Recently in a technical screening, a senior engineer asked me what I thought about Javascript moving away from Promises in favor of Observables. I replied that I didn't know that Javascript was moving away from Promises, since Promises are part of the ES6 spec.
In general, I was blindsided by this. So my 2 questions are:
1. Is Javascript truly moving away from Promises in favor of Observables?
2. Where can I read about the direction that Javascript is taking, so that I can have an educated discussion on the future of Javascript?
Observables are in position to be adopted by ECMAScript in a future spec eventually, but they are still only at Stage 1 of the ES proposal process, and also Observables don't exactly replace Promises so much as extend them.
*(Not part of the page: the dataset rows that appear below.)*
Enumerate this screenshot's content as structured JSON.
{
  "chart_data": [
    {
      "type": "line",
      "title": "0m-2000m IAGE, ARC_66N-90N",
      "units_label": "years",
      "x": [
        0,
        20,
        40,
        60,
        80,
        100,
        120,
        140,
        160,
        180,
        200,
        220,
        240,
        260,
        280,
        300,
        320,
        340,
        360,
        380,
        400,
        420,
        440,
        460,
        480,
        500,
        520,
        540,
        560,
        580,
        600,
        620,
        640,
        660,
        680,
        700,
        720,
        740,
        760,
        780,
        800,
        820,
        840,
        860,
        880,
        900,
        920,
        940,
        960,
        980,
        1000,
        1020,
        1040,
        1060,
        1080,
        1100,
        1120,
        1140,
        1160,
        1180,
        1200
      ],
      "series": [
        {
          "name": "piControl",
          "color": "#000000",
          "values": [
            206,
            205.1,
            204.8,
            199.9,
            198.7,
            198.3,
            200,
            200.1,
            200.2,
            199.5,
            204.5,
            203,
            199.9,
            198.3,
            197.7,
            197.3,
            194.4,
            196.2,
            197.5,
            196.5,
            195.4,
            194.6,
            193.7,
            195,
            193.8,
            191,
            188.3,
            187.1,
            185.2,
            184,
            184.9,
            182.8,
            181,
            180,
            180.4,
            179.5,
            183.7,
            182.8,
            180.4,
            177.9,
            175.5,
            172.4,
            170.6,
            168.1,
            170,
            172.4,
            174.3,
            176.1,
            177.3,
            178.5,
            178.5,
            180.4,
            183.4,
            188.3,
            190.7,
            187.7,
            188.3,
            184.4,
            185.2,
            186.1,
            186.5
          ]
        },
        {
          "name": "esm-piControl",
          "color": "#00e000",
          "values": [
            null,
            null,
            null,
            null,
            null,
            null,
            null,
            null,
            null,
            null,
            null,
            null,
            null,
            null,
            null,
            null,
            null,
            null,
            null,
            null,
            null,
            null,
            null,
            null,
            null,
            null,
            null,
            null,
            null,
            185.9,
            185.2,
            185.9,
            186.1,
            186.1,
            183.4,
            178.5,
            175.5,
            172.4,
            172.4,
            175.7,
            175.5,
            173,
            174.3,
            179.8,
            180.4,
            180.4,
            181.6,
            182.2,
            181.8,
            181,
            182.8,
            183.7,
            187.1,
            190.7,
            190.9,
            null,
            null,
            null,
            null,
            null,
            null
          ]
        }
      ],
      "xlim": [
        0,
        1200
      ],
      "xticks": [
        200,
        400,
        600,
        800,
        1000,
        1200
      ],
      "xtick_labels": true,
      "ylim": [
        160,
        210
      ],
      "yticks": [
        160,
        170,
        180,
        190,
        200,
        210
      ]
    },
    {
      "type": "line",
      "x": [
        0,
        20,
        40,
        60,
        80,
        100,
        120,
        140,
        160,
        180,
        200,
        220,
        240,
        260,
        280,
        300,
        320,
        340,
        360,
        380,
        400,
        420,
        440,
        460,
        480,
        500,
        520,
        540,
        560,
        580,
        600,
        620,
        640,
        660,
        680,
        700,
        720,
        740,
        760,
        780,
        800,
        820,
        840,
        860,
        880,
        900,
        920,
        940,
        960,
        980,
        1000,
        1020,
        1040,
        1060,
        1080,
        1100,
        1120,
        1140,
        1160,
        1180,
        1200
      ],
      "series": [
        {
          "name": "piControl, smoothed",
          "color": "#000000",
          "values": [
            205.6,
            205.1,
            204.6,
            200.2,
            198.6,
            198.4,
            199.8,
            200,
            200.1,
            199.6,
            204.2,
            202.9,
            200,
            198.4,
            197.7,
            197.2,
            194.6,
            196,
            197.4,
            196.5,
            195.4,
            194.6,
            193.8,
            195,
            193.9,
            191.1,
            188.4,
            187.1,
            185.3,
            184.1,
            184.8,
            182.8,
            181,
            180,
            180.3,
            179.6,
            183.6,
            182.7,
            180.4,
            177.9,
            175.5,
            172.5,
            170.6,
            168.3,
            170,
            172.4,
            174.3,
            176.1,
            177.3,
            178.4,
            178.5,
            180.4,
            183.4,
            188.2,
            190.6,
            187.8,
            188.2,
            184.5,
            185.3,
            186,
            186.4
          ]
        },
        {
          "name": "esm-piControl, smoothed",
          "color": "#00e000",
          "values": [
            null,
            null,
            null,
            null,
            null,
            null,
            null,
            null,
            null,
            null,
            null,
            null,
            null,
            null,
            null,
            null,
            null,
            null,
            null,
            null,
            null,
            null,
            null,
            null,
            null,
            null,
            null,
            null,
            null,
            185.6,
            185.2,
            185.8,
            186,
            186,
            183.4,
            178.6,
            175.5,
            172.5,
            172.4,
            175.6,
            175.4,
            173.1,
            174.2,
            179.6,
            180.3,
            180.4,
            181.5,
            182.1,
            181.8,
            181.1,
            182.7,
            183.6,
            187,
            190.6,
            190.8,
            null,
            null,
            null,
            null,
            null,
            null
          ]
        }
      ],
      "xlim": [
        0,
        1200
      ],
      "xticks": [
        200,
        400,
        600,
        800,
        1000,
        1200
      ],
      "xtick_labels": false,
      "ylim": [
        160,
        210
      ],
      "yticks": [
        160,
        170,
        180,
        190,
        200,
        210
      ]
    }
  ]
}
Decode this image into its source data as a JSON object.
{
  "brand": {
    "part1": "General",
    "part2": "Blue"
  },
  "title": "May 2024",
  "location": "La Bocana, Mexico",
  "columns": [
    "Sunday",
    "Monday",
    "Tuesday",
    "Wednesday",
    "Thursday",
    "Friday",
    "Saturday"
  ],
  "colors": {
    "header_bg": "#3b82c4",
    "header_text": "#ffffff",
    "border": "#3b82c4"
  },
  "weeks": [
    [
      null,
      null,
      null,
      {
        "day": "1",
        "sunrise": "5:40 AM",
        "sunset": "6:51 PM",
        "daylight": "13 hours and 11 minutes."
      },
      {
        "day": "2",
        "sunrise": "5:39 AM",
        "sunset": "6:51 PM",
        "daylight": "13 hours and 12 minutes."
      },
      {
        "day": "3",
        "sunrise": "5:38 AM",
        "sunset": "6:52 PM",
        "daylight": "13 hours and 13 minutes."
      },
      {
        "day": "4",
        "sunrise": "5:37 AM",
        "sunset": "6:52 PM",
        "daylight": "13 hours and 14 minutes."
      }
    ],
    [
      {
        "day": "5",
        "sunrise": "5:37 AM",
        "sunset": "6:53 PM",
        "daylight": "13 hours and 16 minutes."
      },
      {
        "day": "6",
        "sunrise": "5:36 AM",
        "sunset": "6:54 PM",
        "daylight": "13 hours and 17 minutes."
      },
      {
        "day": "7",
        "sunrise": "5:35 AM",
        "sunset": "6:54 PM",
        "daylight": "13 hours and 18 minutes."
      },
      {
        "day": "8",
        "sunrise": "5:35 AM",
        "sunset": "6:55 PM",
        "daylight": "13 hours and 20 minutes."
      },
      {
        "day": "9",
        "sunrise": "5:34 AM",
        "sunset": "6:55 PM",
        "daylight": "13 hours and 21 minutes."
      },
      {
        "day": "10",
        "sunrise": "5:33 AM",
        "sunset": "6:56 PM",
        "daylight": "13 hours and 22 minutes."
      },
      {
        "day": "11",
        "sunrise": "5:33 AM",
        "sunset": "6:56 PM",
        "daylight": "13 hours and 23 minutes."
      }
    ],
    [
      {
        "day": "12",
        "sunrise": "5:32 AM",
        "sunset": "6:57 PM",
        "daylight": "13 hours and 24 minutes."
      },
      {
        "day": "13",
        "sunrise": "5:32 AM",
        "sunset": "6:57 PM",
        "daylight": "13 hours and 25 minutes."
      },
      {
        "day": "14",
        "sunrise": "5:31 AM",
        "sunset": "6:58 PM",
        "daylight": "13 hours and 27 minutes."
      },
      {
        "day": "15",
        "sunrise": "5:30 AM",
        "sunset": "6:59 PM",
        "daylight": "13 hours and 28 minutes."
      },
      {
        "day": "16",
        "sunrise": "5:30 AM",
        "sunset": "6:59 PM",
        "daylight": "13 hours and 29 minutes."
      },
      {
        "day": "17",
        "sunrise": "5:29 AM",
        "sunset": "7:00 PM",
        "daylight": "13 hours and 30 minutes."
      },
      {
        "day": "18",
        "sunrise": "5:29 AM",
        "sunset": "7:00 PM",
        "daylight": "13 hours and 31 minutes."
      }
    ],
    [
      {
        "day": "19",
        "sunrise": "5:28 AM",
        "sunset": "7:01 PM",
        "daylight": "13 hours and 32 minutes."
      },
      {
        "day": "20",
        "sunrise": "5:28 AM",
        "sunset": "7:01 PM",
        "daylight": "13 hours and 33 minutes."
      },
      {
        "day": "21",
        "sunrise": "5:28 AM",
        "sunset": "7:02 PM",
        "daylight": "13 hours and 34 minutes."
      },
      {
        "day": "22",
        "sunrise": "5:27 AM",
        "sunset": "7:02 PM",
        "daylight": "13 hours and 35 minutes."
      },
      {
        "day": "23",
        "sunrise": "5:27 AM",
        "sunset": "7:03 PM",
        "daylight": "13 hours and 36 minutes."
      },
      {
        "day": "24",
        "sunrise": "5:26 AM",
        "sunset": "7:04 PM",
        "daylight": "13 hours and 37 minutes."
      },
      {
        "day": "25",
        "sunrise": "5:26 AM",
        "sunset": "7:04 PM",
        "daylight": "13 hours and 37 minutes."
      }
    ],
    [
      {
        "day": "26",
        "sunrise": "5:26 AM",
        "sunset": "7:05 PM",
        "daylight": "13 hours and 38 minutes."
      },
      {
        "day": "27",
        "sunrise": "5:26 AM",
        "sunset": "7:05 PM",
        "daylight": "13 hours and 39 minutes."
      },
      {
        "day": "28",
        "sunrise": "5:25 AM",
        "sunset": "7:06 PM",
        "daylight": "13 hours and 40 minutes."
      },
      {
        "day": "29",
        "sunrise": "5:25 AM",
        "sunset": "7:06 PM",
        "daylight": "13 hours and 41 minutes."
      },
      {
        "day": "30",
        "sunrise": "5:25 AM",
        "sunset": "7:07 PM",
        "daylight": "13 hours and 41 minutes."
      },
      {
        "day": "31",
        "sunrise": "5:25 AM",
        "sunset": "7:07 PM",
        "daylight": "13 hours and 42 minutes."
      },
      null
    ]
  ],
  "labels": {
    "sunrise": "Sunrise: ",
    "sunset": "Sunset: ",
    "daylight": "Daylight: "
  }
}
An Observable can be thought of as a "stream" of promised values rather than just a single promised value. It's a somewhat different paradigm. From the Observable perspective a Promise is a simple Observable that produces a single value and completes immediately after. So you can see Promises are useful in an Observable world as something of a building block.
A good resource on Observables can be: http://reactivex.io/
It's focused on the main cross-platform library for Observables (ReactiveX which has implementations in .NET, Java, JS, more), but a lot of it is applicable to Observables in general and it has a lot of good "marble" diagrams that can help show why Observables can be powerful.